The Biggest Mistake To Avoid When Making Collard Greens

Cooking a just-right pot of collard greens takes some just-right skills. Those often involve tweaks, touches, and techniques honed over generations, especially in the Deep South of America. That's where this vegetable reigns as side-dish royalty along with leafy cohorts in the Brassica family, including mustard and turnip greens. The collard plant grows prolifically in Georgia and South Carolina, the latter of which even designated collard greens the official state vegetable. There's no need to worry when slow-cooking "a mess" of them. Plenty of professional chefs and home cooks are happy to guide you down the right path.

For insights on collard greens and the biggest mistake to avoid when making them, we reached out to Southern-cooking expert and chef Art Smith of Reunion Restaurants. He graciously revealed one crucial faux pas, which centers on choosing the right leaves. "The mistake is using old, tough greens," explains Smith. "Always use young, tender collard greens or greens that have been kissed by frost."

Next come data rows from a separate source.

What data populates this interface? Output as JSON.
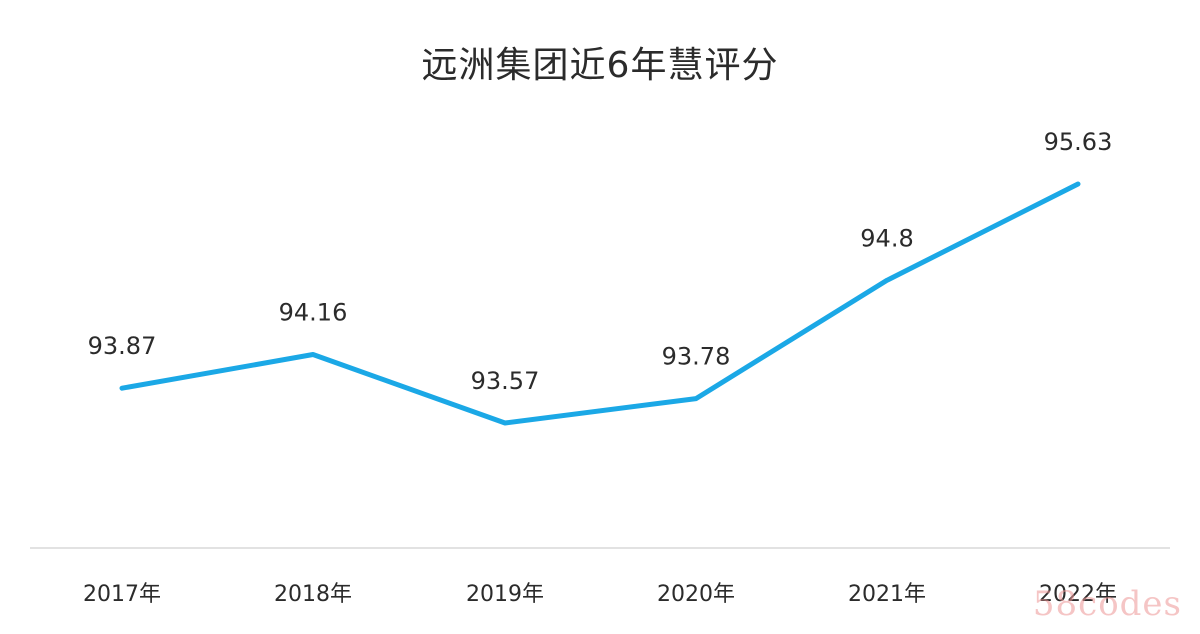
{
  "chart_data": {
    "type": "line",
    "title": "远洲集团近6年慧评分",
    "categories": [
      "2017年",
      "2018年",
      "2019年",
      "2020年",
      "2021年",
      "2022年"
    ],
    "values": [
      93.87,
      94.16,
      93.57,
      93.78,
      94.8,
      95.63
    ],
    "data_labels": [
      "93.87",
      "94.16",
      "93.57",
      "93.78",
      "94.8",
      "95.63"
    ],
    "xlabel": "",
    "ylabel": "",
    "grid": false,
    "legend": "none",
    "line_color": "#1ba8e6",
    "label_color": "#2b2b2b",
    "axis_color": "#d9d9d9"
  },
  "watermark": "58codes"
}
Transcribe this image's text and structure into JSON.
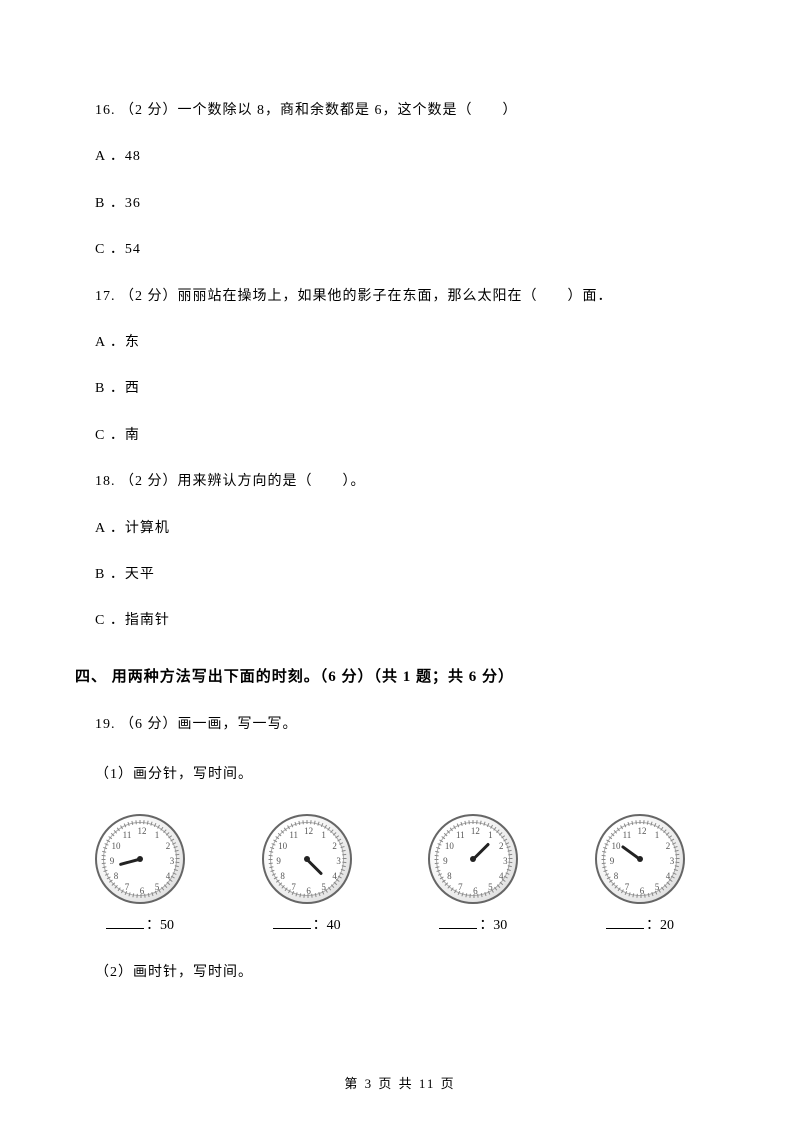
{
  "q16": {
    "text": "16.  （2 分）一个数除以 8，商和余数都是 6，这个数是（　　）",
    "a": "A ．48",
    "b": "B ．36",
    "c": "C ．54"
  },
  "q17": {
    "text": "17.  （2 分）丽丽站在操场上，如果他的影子在东面，那么太阳在（　　）面．",
    "a": "A ．东",
    "b": "B ．西",
    "c": "C ．南"
  },
  "q18": {
    "text": "18.  （2 分）用来辨认方向的是（　　）。",
    "a": "A ．计算机",
    "b": "B ．天平",
    "c": "C ．指南针"
  },
  "section4": "四、 用两种方法写出下面的时刻。（6 分）（共 1 题；共 6 分）",
  "q19": {
    "text": "19.  （6 分）画一画，写一写。",
    "sub1": "（1）画分针，写时间。",
    "sub2": "（2）画时针，写时间。"
  },
  "clocks": [
    {
      "hour_angle": 255,
      "label_minute": "：50"
    },
    {
      "hour_angle": 135,
      "label_minute": "：40"
    },
    {
      "hour_angle": 45,
      "label_minute": "：30"
    },
    {
      "hour_angle": 306,
      "label_minute": "：20"
    }
  ],
  "clock_numbers": [
    "12",
    "1",
    "2",
    "3",
    "4",
    "5",
    "6",
    "7",
    "8",
    "9",
    "10",
    "11"
  ],
  "footer": "第 3 页 共 11 页"
}
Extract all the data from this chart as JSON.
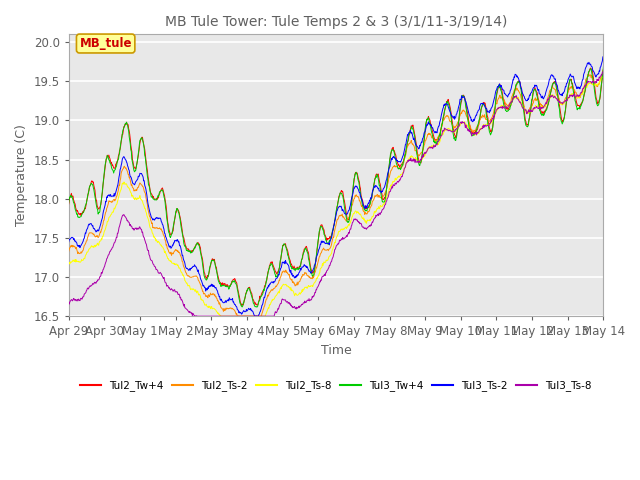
{
  "title": "MB Tule Tower: Tule Temps 2 & 3 (3/1/11-3/19/14)",
  "xlabel": "Time",
  "ylabel": "Temperature (C)",
  "ylim": [
    16.5,
    20.1
  ],
  "xlim": [
    0,
    15
  ],
  "xtick_labels": [
    "Apr 29",
    "Apr 30",
    "May 1",
    "May 2",
    "May 3",
    "May 4",
    "May 5",
    "May 6",
    "May 7",
    "May 8",
    "May 9",
    "May 10",
    "May 11",
    "May 12",
    "May 13",
    "May 14"
  ],
  "ytick_labels": [
    "16.5",
    "17.0",
    "17.5",
    "18.0",
    "18.5",
    "19.0",
    "19.5",
    "20.0"
  ],
  "series_colors": {
    "Tul2_Tw+4": "#ff0000",
    "Tul2_Ts-2": "#ff8c00",
    "Tul2_Ts-8": "#ffff00",
    "Tul3_Tw+4": "#00cc00",
    "Tul3_Ts-2": "#0000ff",
    "Tul3_Ts-8": "#aa00aa"
  },
  "background_color": "#ffffff",
  "plot_background": "#e8e8e8",
  "grid_color": "#ffffff",
  "annotation_text": "MB_tule",
  "title_color": "#606060",
  "tick_color": "#606060"
}
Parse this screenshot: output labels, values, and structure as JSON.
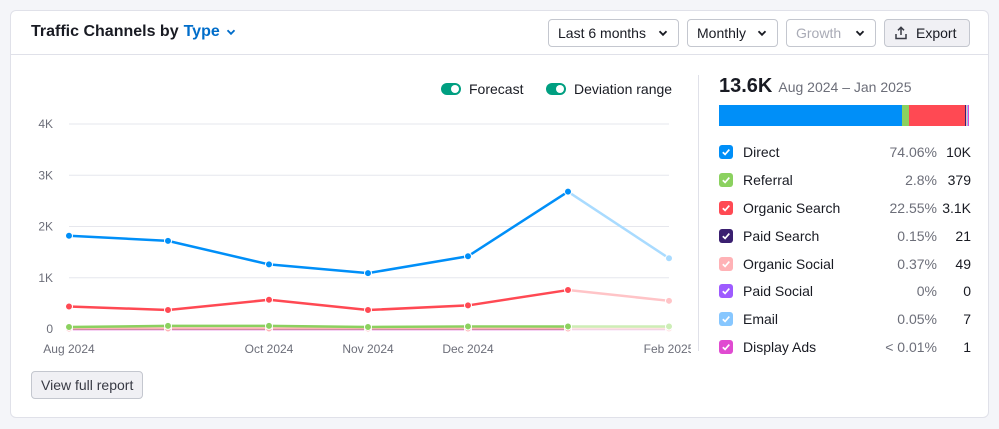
{
  "header": {
    "title_prefix": "Traffic Channels by",
    "title_type": "Type",
    "period_select": "Last 6 months",
    "granularity_select": "Monthly",
    "metric_select": "Growth",
    "export_label": "Export"
  },
  "legend_top": {
    "forecast_label": "Forecast",
    "deviation_label": "Deviation range"
  },
  "summary": {
    "total": "13.6K",
    "range": "Aug 2024 – Jan 2025"
  },
  "channels": [
    {
      "name": "Direct",
      "pct": "74.06%",
      "count": "10K",
      "share": 74.06,
      "color": "#008ff8",
      "light": "#a9dbff"
    },
    {
      "name": "Referral",
      "pct": "2.8%",
      "count": "379",
      "share": 2.8,
      "color": "#8bd15f",
      "light": "#cdeeb6"
    },
    {
      "name": "Organic Search",
      "pct": "22.55%",
      "count": "3.1K",
      "share": 22.55,
      "color": "#ff4953",
      "light": "#ffc4c7"
    },
    {
      "name": "Paid Search",
      "pct": "0.15%",
      "count": "21",
      "share": 0.15,
      "color": "#3a1f70",
      "light": "#c2b4de"
    },
    {
      "name": "Organic Social",
      "pct": "0.37%",
      "count": "49",
      "share": 0.37,
      "color": "#ffb2b6",
      "light": "#ffe0e2"
    },
    {
      "name": "Paid Social",
      "pct": "0%",
      "count": "0",
      "share": 0,
      "color": "#9e5bff",
      "light": "#dcc7ff"
    },
    {
      "name": "Email",
      "pct": "0.05%",
      "count": "7",
      "share": 0.05,
      "color": "#87c7ff",
      "light": "#d3ebff"
    },
    {
      "name": "Display Ads",
      "pct": "< 0.01%",
      "count": "1",
      "share": 0.01,
      "color": "#e04bd1",
      "light": "#f5c6ef"
    }
  ],
  "report_button": "View full report",
  "chart_data": {
    "type": "line",
    "x": [
      "2024-08",
      "2024-09",
      "2024-10",
      "2024-11",
      "2024-12",
      "2025-01",
      "2025-02"
    ],
    "x_tick_labels": [
      "Aug 2024",
      "",
      "Oct 2024",
      "Nov 2024",
      "Dec 2024",
      "",
      "Feb 2025"
    ],
    "y_ticks": [
      "0",
      "1K",
      "2K",
      "3K",
      "4K"
    ],
    "ylim": [
      0,
      4000
    ],
    "forecast_from_index": 5,
    "series": [
      {
        "name": "Direct",
        "color": "#008ff8",
        "values": [
          1820,
          1720,
          1260,
          1090,
          1420,
          2680,
          1380
        ]
      },
      {
        "name": "Organic Search",
        "color": "#ff4953",
        "values": [
          440,
          370,
          570,
          370,
          460,
          760,
          550
        ]
      },
      {
        "name": "Referral",
        "color": "#8bd15f",
        "values": [
          40,
          60,
          60,
          40,
          50,
          50,
          50
        ]
      },
      {
        "name": "Organic Social",
        "color": "#ffb2b6",
        "values": [
          10,
          10,
          10,
          10,
          10,
          10,
          10
        ]
      },
      {
        "name": "Paid Search",
        "color": "#3a1f70",
        "values": [
          5,
          5,
          5,
          5,
          5,
          5,
          5
        ]
      },
      {
        "name": "Display Ads",
        "color": "#e04bd1",
        "values": [
          0,
          0,
          0,
          0,
          0,
          0,
          0
        ]
      }
    ]
  }
}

Since collard is a cold-hardy vegetable, it tolerates autumn temperatures and even the annual first frost, which can impart a hint of sweetness to the greens. The leaves turn tougher and more bitter as the plant matures, which is why you should seek out the youngsters. Regardless of the season, look for dark green leaves with no blemishes, wilting, spotting, or discoloration. Smith also shares some tips for cutting, cooking, and finishing traditional Southern-style collard greens.

Prepping and cooking the best leafy collard greens

Collard greens earn a spot on countless down-home cafe menus, and they're a staple in African American cuisine across the country. But successfully making them at home goes far beyond choosing the best leaves. Chef Art Smith notes that some preliminary prep is necessary: "Tear them into medium pieces and remove the tough ribs." Then there's what's known as the pot likker.

For context, long-held African cooking customs are known to have traveled to the Americas via enslaved peoples, who adapted to circumstances and sparsely available ingredients. That led to customs such as making a "pot likker" from simmered ham hocks or other meat scraps. It's most often a method of choice now rather than necessity. Smith advocates this same beloved approach to collard greens. "Start by making a flavorful pot likker — use ham hocks, smoked turkey, or vegetable stock with onions, bell peppers, garlic, and celery," he says. Then add the greens and cook them "low and slow."

The primary flavors for Southern collard greens vary per chef, but they're often added at the end, after the ham hock or other smoked meats and liquids have permeated the greens during the slow simmer. The grand finale recommended by Smith can be surprising to those outside the Deep South, but you'll definitely want to "finish with vinegar, hot sauce, and brown sugar for that umami flavor."